Я хотел ответить грубостью: в том смысле, что и без сопливых знаю, когда мне стрелять.

Но осёкся.

Она права. Такой чуйки на Тварей, как у Маши, ни у кого нет — проверено временем. А граната у меня всего одна, так что в её словах резона больше, чем в моём самомнении.


— Ждё-ё-ём… — Семёныч взял на себя бремя командира. Не спрашивая, просто так само получилось.

Может быть то, что мы с Машей всё время собачились, уравняло нас в возрасте, делая в его глазах одинаково несерьёзными.


Дверь в надстройку была открыта. Да и не дверь даже, так, лючок в половину человеческого роста. Он болтался на одной петле и время от времени, при порывах ветра, издавал душераздирающий скрип.


— Ждё-ё-ём… — повторил Семёныч, хотя мы и так стояли, не двигаясь.


Может, он опасался, что у Маши сдадут нервы… Хотя с такими нервами, как у неё, в гонках участвовать надо. Ле-Ман 24 часа.

Вредная бестия держалась за нами всю дорогу, от самого клуба. На роликах, прицепившись к нашему бамперу этим своим крюком. И ведь ничем себя, зараза такая, не выдала.


Ожидание закончилось неожиданно — как это всегда бывает. Всё случилось одновременно со скрипом двери, который резанул по нервам так, что мы, все трое, вздрогнули.

Я прикрыл глаза, просто моргнул, но когда открыл… Твари лезли из люка, как пиявки из слишком тесной банки, они были такие же чёрные, маслянистые, подвижные и гибкие.


И прямо на глазах они обретали форму: вервольфов, тигров, урсусов, ящероидов…


— Давай, — негромко скомандовала Маша, я передвинул чашку целика, нажал большим пальцем предохранитель, затем спуск.


Ухо заложило намертво, болванка заряда ушла по плавной дуге и исчезла в низком проёме двери.

Бухнуло.

Надстройка осветилась изнутри, стенки её словно бы вздулись пузырём и опали, во все стороны полетели стёкла — я не заметил, что там были окна, думал, что сплошной бетон…


— Пригнись! — заорал я, куда громче из-за оглохшего уха, но Маша с Семёнычем уже упали на колени, и шкипер прикрывал голову и спину девочки собой…


В лицо пахнуло жаром, бетонные блоки раскалились так, что сделались красными — термобарический заряд — это вам не кот начихал.

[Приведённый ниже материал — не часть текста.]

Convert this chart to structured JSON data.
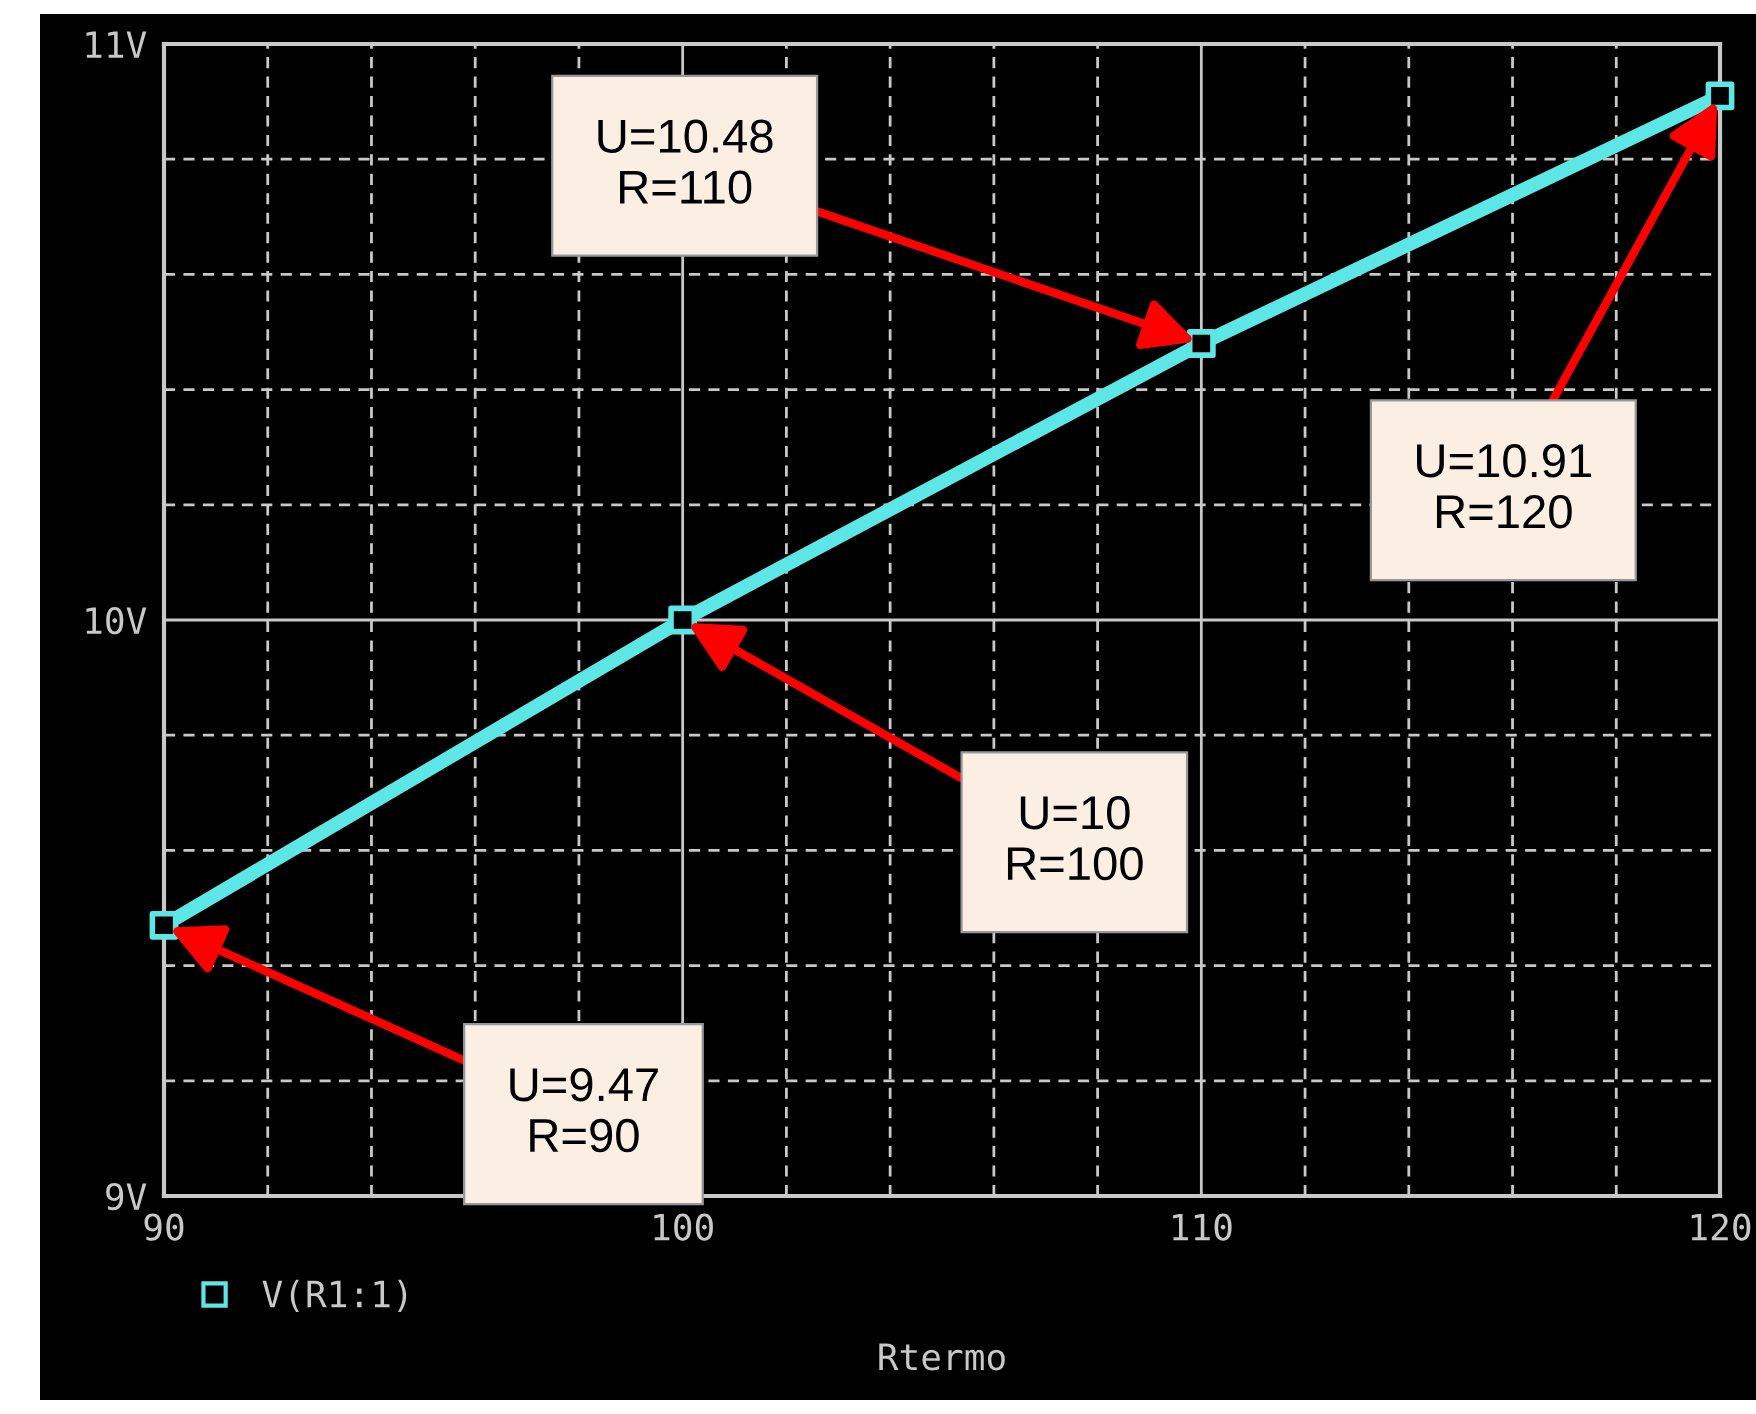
{
  "chart_data": {
    "type": "line",
    "xlabel": "Rtermo",
    "x": [
      90,
      100,
      110,
      120
    ],
    "series": [
      {
        "name": "V(R1:1)",
        "color": "#5ce6e6",
        "values": [
          9.47,
          10,
          10.48,
          10.91
        ]
      }
    ],
    "marker": "square",
    "xlim": [
      90,
      120
    ],
    "ylim": [
      9,
      11
    ],
    "xticks": [
      90,
      {
        "value": 92,
        "label": null
      },
      {
        "value": 94,
        "label": null
      },
      {
        "value": 96,
        "label": null
      },
      {
        "value": 98,
        "label": null
      },
      100,
      {
        "value": 102,
        "label": null
      },
      {
        "value": 104,
        "label": null
      },
      {
        "value": 106,
        "label": null
      },
      {
        "value": 108,
        "label": null
      },
      110,
      {
        "value": 112,
        "label": null
      },
      {
        "value": 114,
        "label": null
      },
      {
        "value": 116,
        "label": null
      },
      {
        "value": 118,
        "label": null
      },
      120
    ],
    "yticks": [
      {
        "value": 9,
        "label": "9V"
      },
      {
        "value": 9.2,
        "label": null
      },
      {
        "value": 9.4,
        "label": null
      },
      {
        "value": 9.6,
        "label": null
      },
      {
        "value": 9.8,
        "label": null
      },
      {
        "value": 10,
        "label": "10V"
      },
      {
        "value": 10.2,
        "label": null
      },
      {
        "value": 10.4,
        "label": null
      },
      {
        "value": 10.6,
        "label": null
      },
      {
        "value": 10.8,
        "label": null
      },
      {
        "value": 11,
        "label": "11V"
      }
    ],
    "grid": true,
    "legend": "bottom left",
    "annotations": [
      {
        "text": "U=10.48\nR=110",
        "x": 110,
        "y": 10.48
      },
      {
        "text": "U=10.91\nR=120",
        "x": 120,
        "y": 10.91
      },
      {
        "text": "U=10\nR=100",
        "x": 100,
        "y": 10
      },
      {
        "text": "U=9.47\nR=90",
        "x": 90,
        "y": 9.47
      }
    ]
  }
}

Та-та-та — затарахтел через секунду калаш, бу-бух, грохнул мой Ремингтон, я невольно покосился на Машу: стоит, как вкопанная, даже не пошатнулась, хотя при её субтильной физиологии отдача Ремингтона всё равно, что хороший боксёрский удар в плечо…

Равновесие. Всё дело в равновесии.


В надстройке ничего живого — условно живого — не осталось, там сейчас один пепел, но те несколько Тварей, что успели переползти через порог, каким-то чудом уцелели, и вот по ним-то и стреляли Маша с Семёнычем.


Мне стрелять было не из чего, и я вытащил ассегай.

Встав сбоку, чтобы не перекрывать угол обстрела, я почти не целясь погрузил лезвие на длинной рукояти в ближайшую чёрную тушу. Звук был, словно взрезали гигантский арбуз, аж кишки узлом завязались и во рту сделалось муторно и горько, но ассегай не подвёл — тушу раскроило напополам.


Убедившись, что Тварь больше не двигается, я перешел к следующей.


Работка была та ещё, как на бойне, но оказалось, что лезвие ассегая доставляет Тварям куда больше неприятностей, чем огнестрельное. Дырки от пуль в них словно затягивались, не до конца, но не нанося смертельных повреждений, зато лезвие ножа рубило Тварей в капусту.

Может, всё дело в стальном лезвии…

Насколько я помню, настоящие ассегаи делали из Железного дерева, усаживая по краю акульими зубами… Свой ножик я так назвал скорее, из-за формы лезвия. Широкое, листовидное, длиной шестьдесят сантиметров, плюс рукоять. Всего — около метра, грозное оружие в умелых руках.

Ремингтон перестал бухать через две минуты, ещё через тридцать секунд замолчал АК — Семёныч расстрелял последний рожок.

Надо будет их собрать, не бросать на крыше — во избежание нездоровой сенсации. Хотя шуму мы наделали немало, команде зачистки будет, над чем потрудиться…


С молодецким хеканьем я отсёк последнюю голову — чёрная «кровь» широкой струёй окатила меня поперёк груди, заляпав подбородок, щеки и даже хвост волос.

Утеревшись рукавом, я оглядел поле боя, то бишь, крышу высотки.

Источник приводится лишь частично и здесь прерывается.